Now, with Wing It! I've set a boundary around my own exposure to Christianity. But it feels painful and uncomfortable every time I keep it. (It would feel painful and uncomfortable to be up there improvising under that giant cross and have something mean escape my mouth "by accident." It would also feel painful and uncomfortable to stifle myself.) I stayed home with C and we tried to watch Saving Private Ryan but it was much too violent, so I ended up reworking the essay on house renovations for the 1,000th time.

Later, I thought about what C said to me the other week: "If I had to convert to Judaism to marry you I would do it. I'm willing."

I responded, "I'd never ask anyone to do something like that for me."

Then I got to thinking--what if he would really be fulfilled being a Jew? Who am I to turn down that kind of full-hearted offer? He's already said that if he could have been born into any religion that's the one he'd choose. He has many Jewish characteristics; skepticism, humor, a passion for the underdog. He feels Jewish to me in many ways.

So I brought the subject up again.

"Remember what you said about converting? Would you still be willing to entertain the idea...?"

He showed me some pages he'd downloaded from the Internet after we'd been dating less than six months. He'd also already bought Hebrew for Dummies--a year ago.

"Ask the rabbi about it," he suggested. So I put in a call to Rabbi David: When are you available to perform a wedding ceremony next July, and by the way, my partner is interested in converting. The journey continues...

3 comments:

Anonymous said...

Ali,
Don't feel ashamed of not wanting to be Christian. I often have the same feelings as you do: it's as if we're being "un-American" or something. Stay true to yourself, and everything will work out in the end.
I would welcome Christopher as a brother in the tribe, as well as in the family, if that's what he truly wants. I think that it would/will be another unfolding of yet another level of intimacy between the two of you.
Congratulations! I love you.
Emily

Anonymous said...

There is much too much emphasis on being Christian today, as if Christianity is equivalent with moral behavior. Well, it's not. Religion does not have a monopoly on morality, and in fact, religion is responsible for a great deal of immoral behavior. Take Hitler, for example. What he did, he did in the name of Christianity. Some of the most kind, most generous, and most moral people I know are atheists.

Alison said...

Thank you Emily, my sister, especially for the sweet welcome to Christopher, which he appreciates (as do I) and thank you also, Anonymous.

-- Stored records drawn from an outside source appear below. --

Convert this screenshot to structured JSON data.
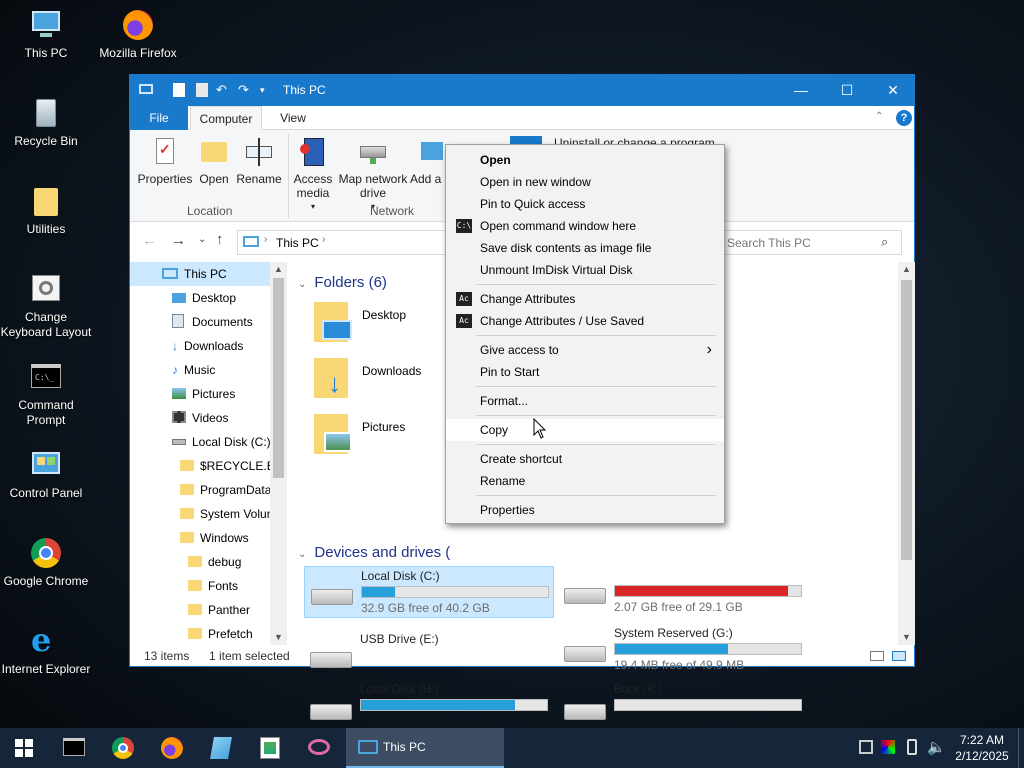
{
  "desktop": {
    "icons": [
      {
        "label": "This PC",
        "icon": "this-pc-icon"
      },
      {
        "label": "Mozilla Firefox",
        "icon": "firefox-icon"
      },
      {
        "label": "Recycle Bin",
        "icon": "recycle-bin-icon"
      },
      {
        "label": "Utilities",
        "icon": "folder-icon"
      },
      {
        "label": "Change Keyboard Layout",
        "icon": "keyboard-settings-icon"
      },
      {
        "label": "Command Prompt",
        "icon": "command-prompt-icon"
      },
      {
        "label": "Control Panel",
        "icon": "control-panel-icon"
      },
      {
        "label": "Google Chrome",
        "icon": "chrome-icon"
      },
      {
        "label": "Internet Explorer",
        "icon": "internet-explorer-icon"
      }
    ]
  },
  "window": {
    "title": "This PC",
    "controls": {
      "minimize": "—",
      "maximize": "☐",
      "close": "✕"
    },
    "tabs": [
      "File",
      "Computer",
      "View"
    ],
    "ribbon": {
      "buttons": [
        {
          "label": "Properties",
          "icon": "properties-icon"
        },
        {
          "label": "Open",
          "icon": "open-folder-icon"
        },
        {
          "label": "Rename",
          "icon": "rename-icon"
        },
        {
          "label": "Access media",
          "icon": "access-media-icon"
        },
        {
          "label": "Map network drive",
          "icon": "map-drive-icon"
        },
        {
          "label": "Add a loc",
          "icon": "add-location-icon"
        }
      ],
      "groups": [
        "Location",
        "Network"
      ],
      "partial_item": "Uninstall or change a program"
    },
    "address": {
      "path": "This PC",
      "search_placeholder": "Search This PC"
    },
    "nav": [
      {
        "label": "This PC",
        "level": 0,
        "icon": "this-pc-icon"
      },
      {
        "label": "Desktop",
        "level": 1,
        "icon": "desktop-icon"
      },
      {
        "label": "Documents",
        "level": 1,
        "icon": "documents-icon"
      },
      {
        "label": "Downloads",
        "level": 1,
        "icon": "downloads-icon"
      },
      {
        "label": "Music",
        "level": 1,
        "icon": "music-icon"
      },
      {
        "label": "Pictures",
        "level": 1,
        "icon": "pictures-icon"
      },
      {
        "label": "Videos",
        "level": 1,
        "icon": "videos-icon"
      },
      {
        "label": "Local Disk (C:)",
        "level": 1,
        "icon": "drive-icon"
      },
      {
        "label": "$RECYCLE.BIN",
        "level": 2,
        "icon": "folder-icon"
      },
      {
        "label": "ProgramData",
        "level": 2,
        "icon": "folder-icon"
      },
      {
        "label": "System Volun",
        "level": 2,
        "icon": "folder-icon"
      },
      {
        "label": "Windows",
        "level": 2,
        "icon": "folder-icon"
      },
      {
        "label": "debug",
        "level": 3,
        "icon": "folder-icon"
      },
      {
        "label": "Fonts",
        "level": 3,
        "icon": "folder-icon"
      },
      {
        "label": "Panther",
        "level": 3,
        "icon": "folder-icon"
      },
      {
        "label": "Prefetch",
        "level": 3,
        "icon": "folder-icon"
      }
    ],
    "sections": {
      "folders": "Folders (6)",
      "devices": "Devices and drives ("
    },
    "folders": [
      {
        "label": "Desktop",
        "icon": "desktop-folder-icon"
      },
      {
        "label": "Downloads",
        "icon": "downloads-folder-icon"
      },
      {
        "label": "Pictures",
        "icon": "pictures-folder-icon"
      }
    ],
    "drives": [
      {
        "name": "Local Disk (C:)",
        "free": "32.9 GB free of 40.2 GB",
        "used": 0.18,
        "color": "#26a0da",
        "selected": true
      },
      {
        "name": "",
        "free": "2.07 GB free of 29.1 GB",
        "used": 0.93,
        "color": "#da2626",
        "selected": false
      },
      {
        "name": "USB Drive (E:)",
        "free": "",
        "used": null,
        "color": "#26a0da",
        "selected": false
      },
      {
        "name": "System Reserved (G:)",
        "free": "19.4 MB free of 49.9 MB",
        "used": 0.61,
        "color": "#26a0da",
        "selected": false
      },
      {
        "name": "Local Disk (H:)",
        "free": "",
        "used": 0.83,
        "color": "#26a0da",
        "selected": false
      },
      {
        "name": "Boot (X:)",
        "free": "",
        "used": 0.0,
        "color": "#26a0da",
        "selected": false
      }
    ],
    "status": {
      "items": "13 items",
      "selected": "1 item selected"
    }
  },
  "context_menu": {
    "groups": [
      [
        {
          "label": "Open",
          "bold": true
        },
        {
          "label": "Open in new window"
        },
        {
          "label": "Pin to Quick access"
        },
        {
          "label": "Open command window here",
          "icon": "cmd-icon"
        },
        {
          "label": "Save disk contents as image file"
        },
        {
          "label": "Unmount ImDisk Virtual Disk"
        }
      ],
      [
        {
          "label": "Change Attributes",
          "icon": "attrib-icon"
        },
        {
          "label": "Change Attributes / Use Saved",
          "icon": "attrib-icon"
        }
      ],
      [
        {
          "label": "Give access to",
          "submenu": true
        },
        {
          "label": "Pin to Start"
        }
      ],
      [
        {
          "label": "Format..."
        }
      ],
      [
        {
          "label": "Copy",
          "hovered": true
        }
      ],
      [
        {
          "label": "Create shortcut"
        },
        {
          "label": "Rename"
        }
      ],
      [
        {
          "label": "Properties"
        }
      ]
    ]
  },
  "taskbar": {
    "apps": [
      {
        "icon": "start-icon"
      },
      {
        "icon": "command-prompt-icon"
      },
      {
        "icon": "chrome-icon"
      },
      {
        "icon": "firefox-icon"
      },
      {
        "icon": "notepad-icon"
      },
      {
        "icon": "paint-icon"
      },
      {
        "icon": "snipping-tool-icon"
      }
    ],
    "active_window": "This PC",
    "time": "7:22 AM",
    "date": "2/12/2025",
    "colors": {
      "taskbar": "#15253a",
      "accent": "#1979ca"
    }
  }
}
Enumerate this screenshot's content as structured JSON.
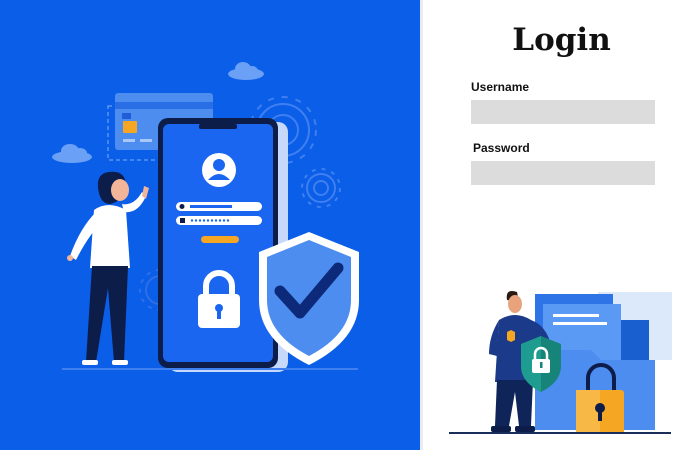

I agree that too many bad things are done i n the name of religion, especially Christianity, which is such a dominant religion in this country that it feels almost mandatory for presidential candidates to profess a deep personal relationship with Christ before they can even run. We've broken several barriers this election cycle; when will we have an atheist, a Jew, a Buddhist, a Muslim or someone from an "other" religion, (or no religion) up there accepting a nomination?

That said, I am also interested in the places where I may be "wrong"--too rigid, defensive, coming from a place of hurt feelings--and in melting some of the barriers between myself and the rest of the world...do you know what I mean? I don't want to sacrifice my critical thinking abilities, but I also don't want to hide behind them.